Pub Date: May 1st, 2007
ISBN: 978-1-56947-454-9
Publisher: Soho

A British reporter in Berlin attracts offers from all sides while Hitler prepares to gobble up Czechoslovakia.

Freelance correspondent John Russell does not think he believes in much. Once a communist, he now has no illusions about them or about the Russians. What little British patriotism he might have had was shed in the trenches during the Great War. Now in his early 40s, he is divorced from his German wife and dating a smart and cynical actress. Russell’s soccer-mad young son, Paul, to whom he is devoted, is a member, like other kids his age, of the Hitler Youth. The reporter knows that there will be war, but he has counted himself out of it, placed on the sidelines by family relationships.
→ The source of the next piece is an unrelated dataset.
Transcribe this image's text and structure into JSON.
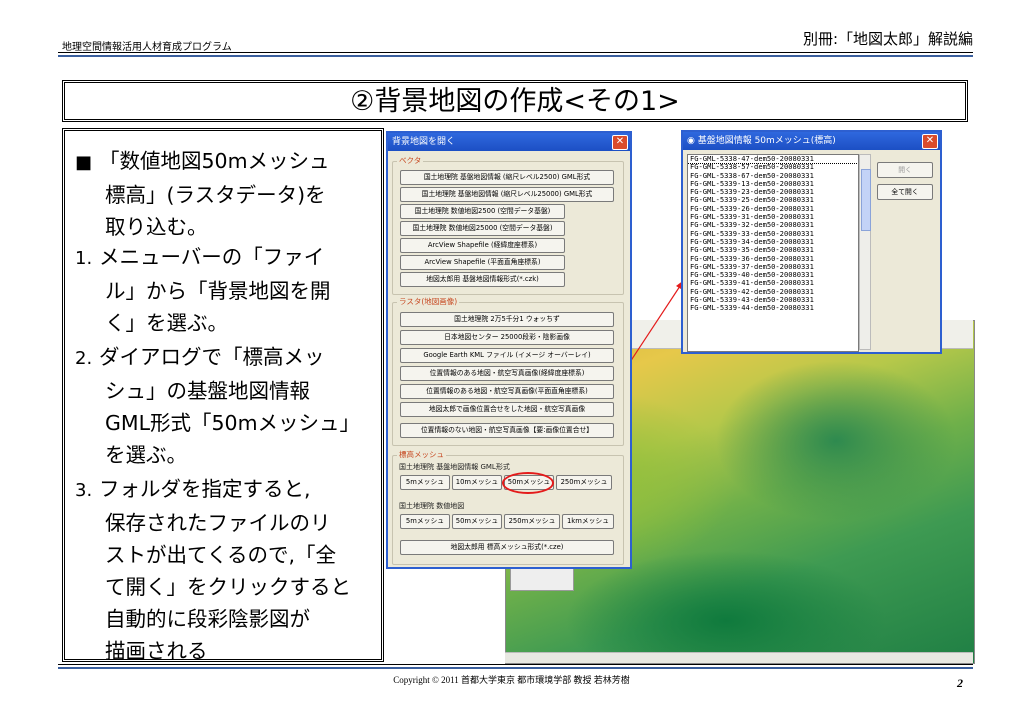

He intends to stay in the country and city to which he has become accustomed, staying out of trouble, seeing Paul as much as possible until his inevitable forced exile. But trouble finds him. First, a friend from the British embassy offers him some extra income, teaching English to a couple of young Jewish girls whose family, the Wiesners, hope to send them to England before the Nazi terror escalates. Then Russell is approached by the Russians, who want him to do a little PR to smooth the way for the upcoming deal between Stalin and Hitler. Russell knows that the assignment must lead quickly to espionage, and he is reluctant to agree. But his admiration for his young students and their desperate family and his disgust for National Socialism and its loathsome believers begin to wear away at his avowed neutrality, and he agrees to act. Filling the British in on every move, the once-neutral reporter is, within weeks, a full fledged spy and, at the same time, the only hope for the Wiesner girls, their firebrand brother and their frantic mother.

Smooth, scary wartime thriller drenched in period atmosphere, from Downing (The Red Eagles, 1987, etc.).